Le echaba de menos. Echaba de menos a Julie. La perspectiva de pasar el fin de semana en Australia sin ellos, sólo con la compañía del maldito Norman Potting, le llenaba de pavor.
El sargento jefe George Fletcher, un hombre paternal y amistoso sentado en el asiento del copiloto, parecía bien informado y fue directamente al grano después de intercambiar las cortesías de rigor. Su compañero taciturno, una década más joven, conducía en silencio. Los dos policías australianos vestían una camisa blanca recién planchada, corbatas azules estampadas y pantalones de traje oscuros.

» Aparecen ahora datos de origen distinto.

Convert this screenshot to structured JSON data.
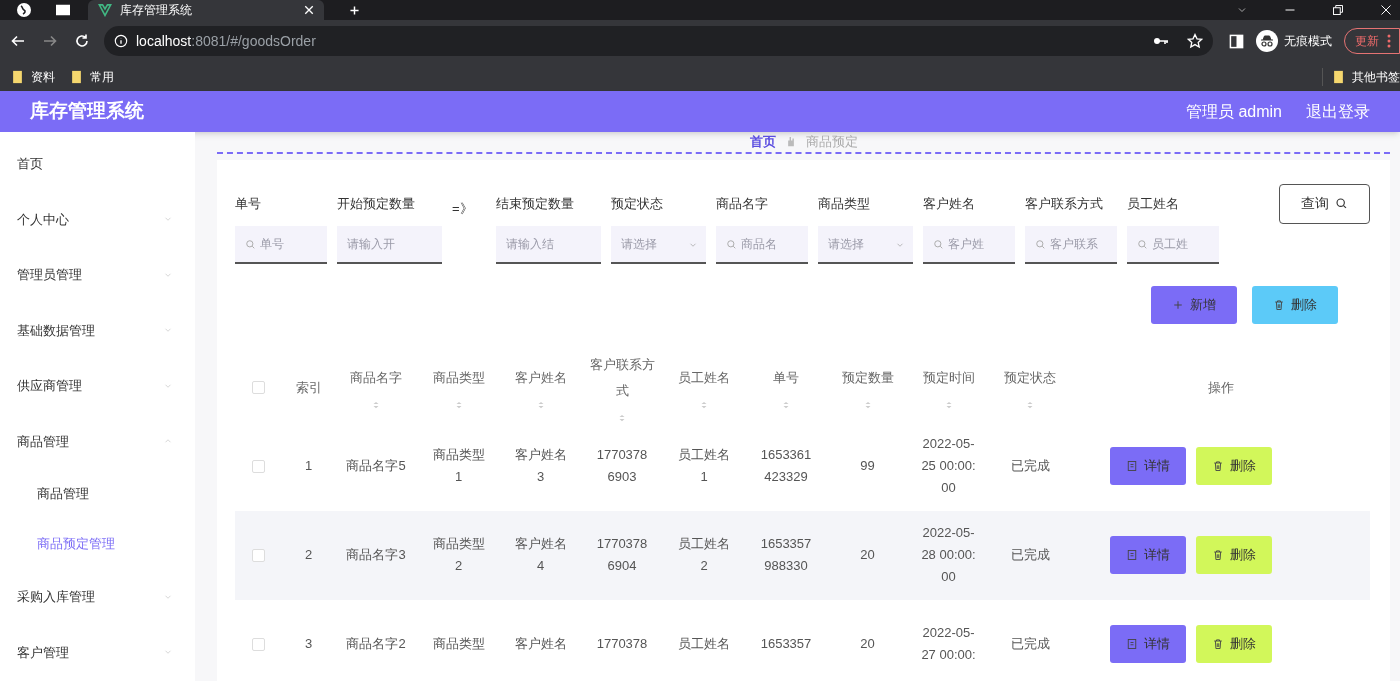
{
  "browser": {
    "tab_title": "库存管理系统",
    "url_host": "localhost",
    "url_path": ":8081/#/goodsOrder",
    "profile_label": "无痕模式",
    "update_button": "更新",
    "bookmarks": [
      "资料",
      "常用"
    ],
    "other_bookmarks": "其他书签"
  },
  "header": {
    "title": "库存管理系统",
    "user": "管理员 admin",
    "logout": "退出登录"
  },
  "sidebar": {
    "items": [
      {
        "label": "首页",
        "has_children": false,
        "selected": false
      },
      {
        "label": "个人中心",
        "has_children": true,
        "expanded": false,
        "selected": false
      },
      {
        "label": "管理员管理",
        "has_children": true,
        "expanded": false,
        "selected": false
      },
      {
        "label": "基础数据管理",
        "has_children": true,
        "expanded": false,
        "selected": false
      },
      {
        "label": "供应商管理",
        "has_children": true,
        "expanded": false,
        "selected": false
      },
      {
        "label": "商品管理",
        "has_children": true,
        "expanded": true,
        "selected": false,
        "children": [
          {
            "label": "商品管理",
            "selected": false
          },
          {
            "label": "商品预定管理",
            "selected": true
          }
        ]
      },
      {
        "label": "采购入库管理",
        "has_children": true,
        "expanded": false,
        "selected": false
      },
      {
        "label": "客户管理",
        "has_children": true,
        "expanded": false,
        "selected": false
      }
    ]
  },
  "breadcrumb": [
    "首页",
    "商品预定"
  ],
  "filters": [
    {
      "label": "单号",
      "kind": "search",
      "placeholder": "单号"
    },
    {
      "label": "开始预定数量",
      "kind": "plain",
      "placeholder": "请输入开"
    },
    {
      "label": "=》",
      "kind": "separator"
    },
    {
      "label": "结束预定数量",
      "kind": "plain",
      "placeholder": "请输入结"
    },
    {
      "label": "预定状态",
      "kind": "select",
      "placeholder": "请选择"
    },
    {
      "label": "商品名字",
      "kind": "search",
      "placeholder": "商品名"
    },
    {
      "label": "商品类型",
      "kind": "select",
      "placeholder": "请选择"
    },
    {
      "label": "客户姓名",
      "kind": "search",
      "placeholder": "客户姓"
    },
    {
      "label": "客户联系方式",
      "kind": "search",
      "placeholder": "客户联系"
    },
    {
      "label": "员工姓名",
      "kind": "search",
      "placeholder": "员工姓"
    }
  ],
  "query_button": "查询",
  "actions": [
    {
      "label": "新增",
      "kind": "add"
    },
    {
      "label": "删除",
      "kind": "delete"
    }
  ],
  "table": {
    "all_checked": false,
    "columns": [
      {
        "label": "索引",
        "sortable": false
      },
      {
        "label": "商品名字",
        "sortable": true
      },
      {
        "label": "商品类型",
        "sortable": true
      },
      {
        "label": "客户姓名",
        "sortable": true
      },
      {
        "label": "客户联系方式",
        "sortable": true
      },
      {
        "label": "员工姓名",
        "sortable": true
      },
      {
        "label": "单号",
        "sortable": true
      },
      {
        "label": "预定数量",
        "sortable": true
      },
      {
        "label": "预定时间",
        "sortable": true
      },
      {
        "label": "预定状态",
        "sortable": true
      },
      {
        "label": "操作",
        "sortable": false
      }
    ],
    "rows": [
      {
        "checked": false,
        "cells": [
          "1",
          "商品名字5",
          "商品类型\n1",
          "客户姓名\n3",
          "1770378\n6903",
          "员工姓名\n1",
          "1653361\n423329",
          "99",
          "2022-05-\n25 00:00:\n00",
          "已完成"
        ],
        "buttons": [
          "详情",
          "删除"
        ]
      },
      {
        "checked": false,
        "cells": [
          "2",
          "商品名字3",
          "商品类型\n2",
          "客户姓名\n4",
          "1770378\n6904",
          "员工姓名\n2",
          "1653357\n988330",
          "20",
          "2022-05-\n28 00:00:\n00",
          "已完成"
        ],
        "buttons": [
          "详情",
          "删除"
        ]
      },
      {
        "checked": false,
        "cells": [
          "3",
          "商品名字2",
          "商品类型",
          "客户姓名",
          "1770378",
          "员工姓名",
          "1653357",
          "20",
          "2022-05-\n27 00:00:",
          "已完成"
        ],
        "buttons": [
          "详情",
          "删除"
        ]
      }
    ]
  }
}
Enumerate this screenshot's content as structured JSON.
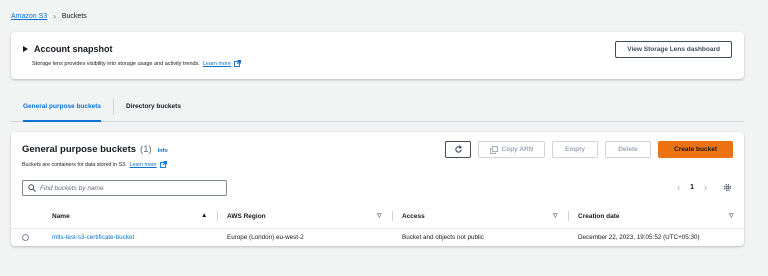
{
  "breadcrumb": {
    "root": "Amazon S3",
    "current": "Buckets"
  },
  "snapshot": {
    "title": "Account snapshot",
    "description": "Storage lens provides visibility into storage usage and activity trends.",
    "learn_more": "Learn more",
    "dashboard_button": "View Storage Lens dashboard"
  },
  "tabs": [
    {
      "label": "General purpose buckets",
      "active": true
    },
    {
      "label": "Directory buckets",
      "active": false
    }
  ],
  "panel": {
    "title": "General purpose buckets",
    "count": "(1)",
    "info": "Info",
    "description": "Buckets are containers for data stored in S3.",
    "learn_more": "Learn more",
    "actions": {
      "copy_arn": "Copy ARN",
      "empty": "Empty",
      "delete": "Delete",
      "create": "Create bucket"
    },
    "search": {
      "placeholder": "Find buckets by name"
    },
    "pagination": {
      "current_page": "1"
    }
  },
  "table": {
    "columns": [
      "Name",
      "AWS Region",
      "Access",
      "Creation date"
    ],
    "rows": [
      {
        "name": "mtls-test-s3-certificate-bucket",
        "region": "Europe (London) eu-west-2",
        "access": "Bucket and objects not public",
        "created": "December 22, 2023, 19:05:52 (UTC+05:30)"
      }
    ]
  },
  "colors": {
    "link": "#0972d3",
    "primary": "#ec7211",
    "background": "#f2f3f3"
  }
}
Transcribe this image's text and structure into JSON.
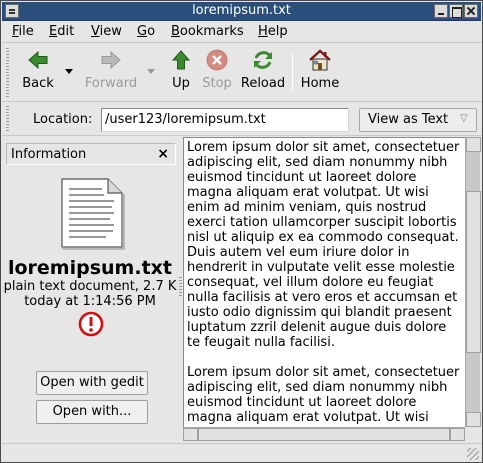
{
  "window": {
    "title": "loremipsum.txt"
  },
  "menu": {
    "items": [
      {
        "underline": "F",
        "rest": "ile"
      },
      {
        "underline": "E",
        "rest": "dit"
      },
      {
        "underline": "V",
        "rest": "iew"
      },
      {
        "underline": "G",
        "rest": "o"
      },
      {
        "underline": "B",
        "rest": "ookmarks"
      },
      {
        "underline": "H",
        "rest": "elp"
      }
    ]
  },
  "toolbar": {
    "back": "Back",
    "forward": "Forward",
    "up": "Up",
    "stop": "Stop",
    "reload": "Reload",
    "home": "Home"
  },
  "location": {
    "label": "Location:",
    "value": "/user123/loremipsum.txt",
    "view_as": "View as Text"
  },
  "sidebar": {
    "title": "Information",
    "close": "×",
    "file_name": "loremipsum.txt",
    "file_type": "plain text document, 2.7 K",
    "modified": "today at 1:14:56 PM",
    "open_with_default": "Open with gedit",
    "open_with": "Open with..."
  },
  "document": {
    "text": "Lorem ipsum dolor sit amet, consectetuer\nadipiscing elit, sed diam nonummy nibh\neuismod tincidunt ut laoreet dolore\nmagna aliquam erat volutpat. Ut wisi\nenim ad minim veniam, quis nostrud\nexerci tation ullamcorper suscipit lobortis\nnisl ut aliquip ex ea commodo consequat.\nDuis autem vel eum iriure dolor in\nhendrerit in vulputate velit esse molestie\nconsequat, vel illum dolore eu feugiat\nnulla facilisis at vero eros et accumsan et\niusto odio dignissim qui blandit praesent\nluptatum zzril delenit augue duis dolore\nte feugait nulla facilisi.\n\nLorem ipsum dolor sit amet, consectetuer\nadipiscing elit, sed diam nonummy nibh\neuismod tincidunt ut laoreet dolore\nmagna aliquam erat volutpat. Ut wisi"
  },
  "icons": {
    "back": "back-arrow-icon",
    "forward": "forward-arrow-icon",
    "up": "up-arrow-icon",
    "stop": "stop-icon",
    "reload": "reload-icon",
    "home": "home-icon",
    "document": "text-document-icon",
    "warning": "warning-icon"
  },
  "colors": {
    "titlebar": "#2b4f7c",
    "arrow_green": "#3c8a2e",
    "stop_red": "#c8402e",
    "warning_red": "#d01010"
  }
}
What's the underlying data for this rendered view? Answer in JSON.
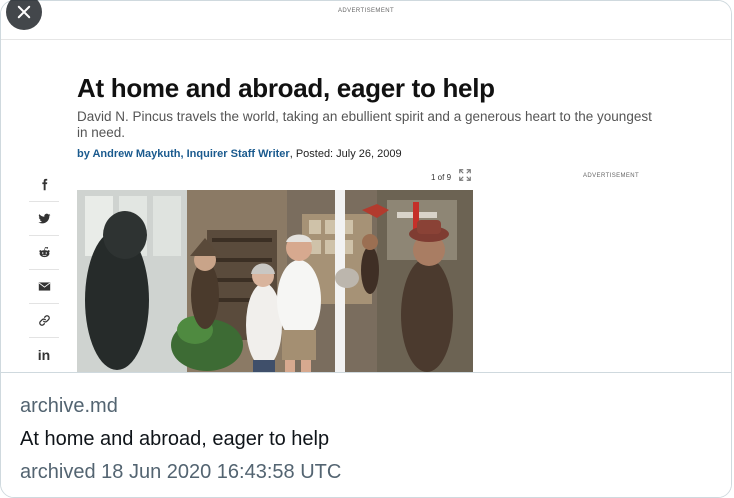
{
  "preview": {
    "top_ad_label": "ADVERTISEMENT",
    "side_ad_label": "ADVERTISEMENT",
    "headline": "At home and abroad, eager to help",
    "subhead": "David N. Pincus travels the world, taking an ebullient spirit and a generous heart to the youngest in need.",
    "byline": {
      "author": "by Andrew Maykuth, Inquirer Staff Writer",
      "posted": ", Posted: July 26, 2009"
    },
    "gallery": {
      "counter": "1 of 9"
    },
    "social": [
      {
        "icon": "facebook-icon"
      },
      {
        "icon": "twitter-icon"
      },
      {
        "icon": "reddit-icon"
      },
      {
        "icon": "email-icon"
      },
      {
        "icon": "link-icon"
      },
      {
        "icon": "linkedin-icon",
        "text": "in"
      }
    ]
  },
  "card": {
    "domain": "archive.md",
    "title": "At home and abroad, eager to help",
    "archived": "archived 18 Jun 2020 16:43:58 UTC"
  },
  "colors": {
    "author_link": "#1a5a8e",
    "meta_secondary": "#536471",
    "meta_primary": "#0f1419",
    "card_border": "#cfd9de"
  }
}
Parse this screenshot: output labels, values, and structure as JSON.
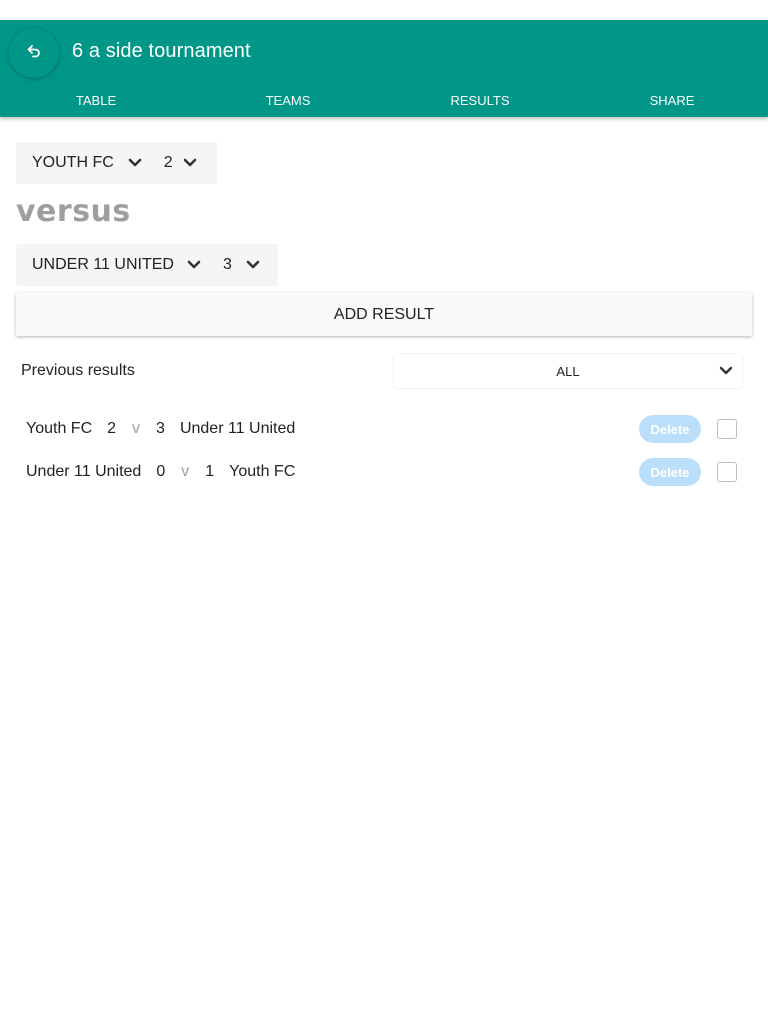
{
  "header": {
    "title": "6 a side tournament",
    "tabs": [
      {
        "label": "Table"
      },
      {
        "label": "Teams"
      },
      {
        "label": "Results"
      },
      {
        "label": "Share"
      }
    ]
  },
  "match_form": {
    "home_team": "YOUTH FC",
    "home_score": "2",
    "versus_label": "versus",
    "away_team": "UNDER 11 UNITED",
    "away_score": "3",
    "add_button_label": "Add result"
  },
  "previous_results": {
    "label": "Previous results",
    "filter_value": "All",
    "delete_label": "Delete",
    "vs_label": "v",
    "rows": [
      {
        "team1": "Youth FC",
        "score1": "2",
        "score2": "3",
        "team2": "Under 11 United"
      },
      {
        "team1": "Under 11 United",
        "score1": "0",
        "score2": "1",
        "team2": "Youth FC"
      }
    ]
  },
  "icons": {
    "back": "undo-arrow-icon",
    "dropdown": "chevron-down-icon"
  },
  "colors": {
    "primary": "#009688",
    "delete_button": "#bbdefb",
    "versus_text": "#9e9e9e"
  }
}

Potting, que llevaba lo que parecía una especie de uniforme militar, había encendido brevemente su pipa en cuanto salieron de la terminal del aeropuerto y ahora el coche desprendía un olor repugnante a tejido mal ventilado, tabaco y humos rancios. El hombre parecía sorprendentemente fresco después de un viaje tan largo y el joven agente, que también vestía traje y corbata, le envidió por ello.
– De acuerdo -dijo Fletcher-, no hemos tenido demasiado tiempo para prepararnos, pero hemos iniciado todas las líneas de investigación. La primera información que tenemos es sobre los registros de inmigración correspondientes a las personas que han entrado en Australia con el nombre de David Nelson desde el 11 de septiembre de 2001. Tenemos uno que es particularmente interesante por el perfil de tiempo que nos habéis dado. El 6 de noviembre de 2001, un tal David Nelson llegó a Sydney en un vuelo procedente de Ciudad del Cabo, Sudáfrica. Su fecha de nacimiento le sitúa en la edad adecuada.